As a 7th grader in Cumberland, Maine, Louisa Smith says she vividly remembers learning about Ebola and thinking “epidemiology was cool.” After studying community health and comparative literature at Brown University, Smith enjoyed teaching grade schoolers for several years but decided that, while education was important, health was “at the root of everything.” 

So Smith set off on the road to a master’s degree in epidemiology from the University of California at Berkeley. Inspired, she moved on to the Harvard T.H. Chan School of Public Health, where she earned a master’s in biostatistics and a doctorate in population health sciences. 

“It was hard getting answers to questions I wanted to ask,” Smith says, given the challenges inherent in gathering data on big groups of people. Among the obstacles are measurement error, confounding, and selection bias, which can creep into a study’s design and obscure the link between a toxin or pathogen and a disease. As part of her dissertation, she devised ways to assess the impact of a study’s multiple types of biases, each one a threat to the integrity of its results. 

Meanwhile, when the pandemic struck, Smith joined a research team to conduct online surveys of pregnant women affected, or not, by Covid-19. Coronavirus infection in the third trimester seemed to pose the greatest risk of preterm delivery, but Smith identified potential biases baked into the data, such as the inclusion of only women with internet access. 

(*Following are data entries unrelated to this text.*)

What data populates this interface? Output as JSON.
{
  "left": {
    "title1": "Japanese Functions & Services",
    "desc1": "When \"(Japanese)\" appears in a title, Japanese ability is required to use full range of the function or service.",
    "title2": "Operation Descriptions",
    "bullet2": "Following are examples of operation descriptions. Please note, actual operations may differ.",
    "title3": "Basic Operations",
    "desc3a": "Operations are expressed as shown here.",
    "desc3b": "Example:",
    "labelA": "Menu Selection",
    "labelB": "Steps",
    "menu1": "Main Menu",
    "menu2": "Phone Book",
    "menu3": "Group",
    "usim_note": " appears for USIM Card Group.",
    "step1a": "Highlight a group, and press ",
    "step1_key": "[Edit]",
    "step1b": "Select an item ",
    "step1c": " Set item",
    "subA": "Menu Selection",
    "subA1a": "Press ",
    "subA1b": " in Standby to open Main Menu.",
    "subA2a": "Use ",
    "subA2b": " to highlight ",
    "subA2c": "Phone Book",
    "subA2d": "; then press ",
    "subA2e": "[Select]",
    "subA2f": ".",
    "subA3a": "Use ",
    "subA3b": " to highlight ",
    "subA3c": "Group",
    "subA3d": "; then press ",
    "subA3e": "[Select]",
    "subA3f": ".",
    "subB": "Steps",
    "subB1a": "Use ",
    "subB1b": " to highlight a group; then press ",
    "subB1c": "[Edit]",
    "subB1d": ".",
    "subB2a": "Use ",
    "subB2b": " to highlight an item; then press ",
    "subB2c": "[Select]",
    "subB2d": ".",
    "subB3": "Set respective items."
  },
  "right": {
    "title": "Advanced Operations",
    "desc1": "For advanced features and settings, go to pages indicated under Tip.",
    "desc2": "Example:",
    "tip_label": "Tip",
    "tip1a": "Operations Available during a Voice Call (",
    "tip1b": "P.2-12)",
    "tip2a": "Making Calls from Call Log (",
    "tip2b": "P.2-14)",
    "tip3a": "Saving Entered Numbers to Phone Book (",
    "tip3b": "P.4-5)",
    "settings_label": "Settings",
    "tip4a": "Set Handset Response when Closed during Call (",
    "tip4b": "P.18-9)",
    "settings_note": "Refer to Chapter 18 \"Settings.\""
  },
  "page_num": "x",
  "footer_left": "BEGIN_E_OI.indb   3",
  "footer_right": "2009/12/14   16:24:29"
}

In the summer of 2021, doctorate in hand, Smith looked into postdocs from Harvard and universities in Colorado, New York, and Stockholm, but the lure of Maine, her home state, won out. Today she’s a postdoc in Portland at Northeastern’s Roux Institute, funded by the FDA’s BEST (Biologics Effectiveness and Safety) program, which monitors the safety of in-market biologic treatments, including vaccines. Her role is to help BEST recalculate biologics’ risks at a brisker pace, updating risk-benefit ratios as new patient data flows in. 

On the job, Smith is building on her data skills, which she notes can be transferred to all sorts of problems in health research, and to industry. But she’s found her sweet spot in academia. “It’s where I can teach and mentor and keep learning,” she says, “asking questions that impact thousands or millions of lives.”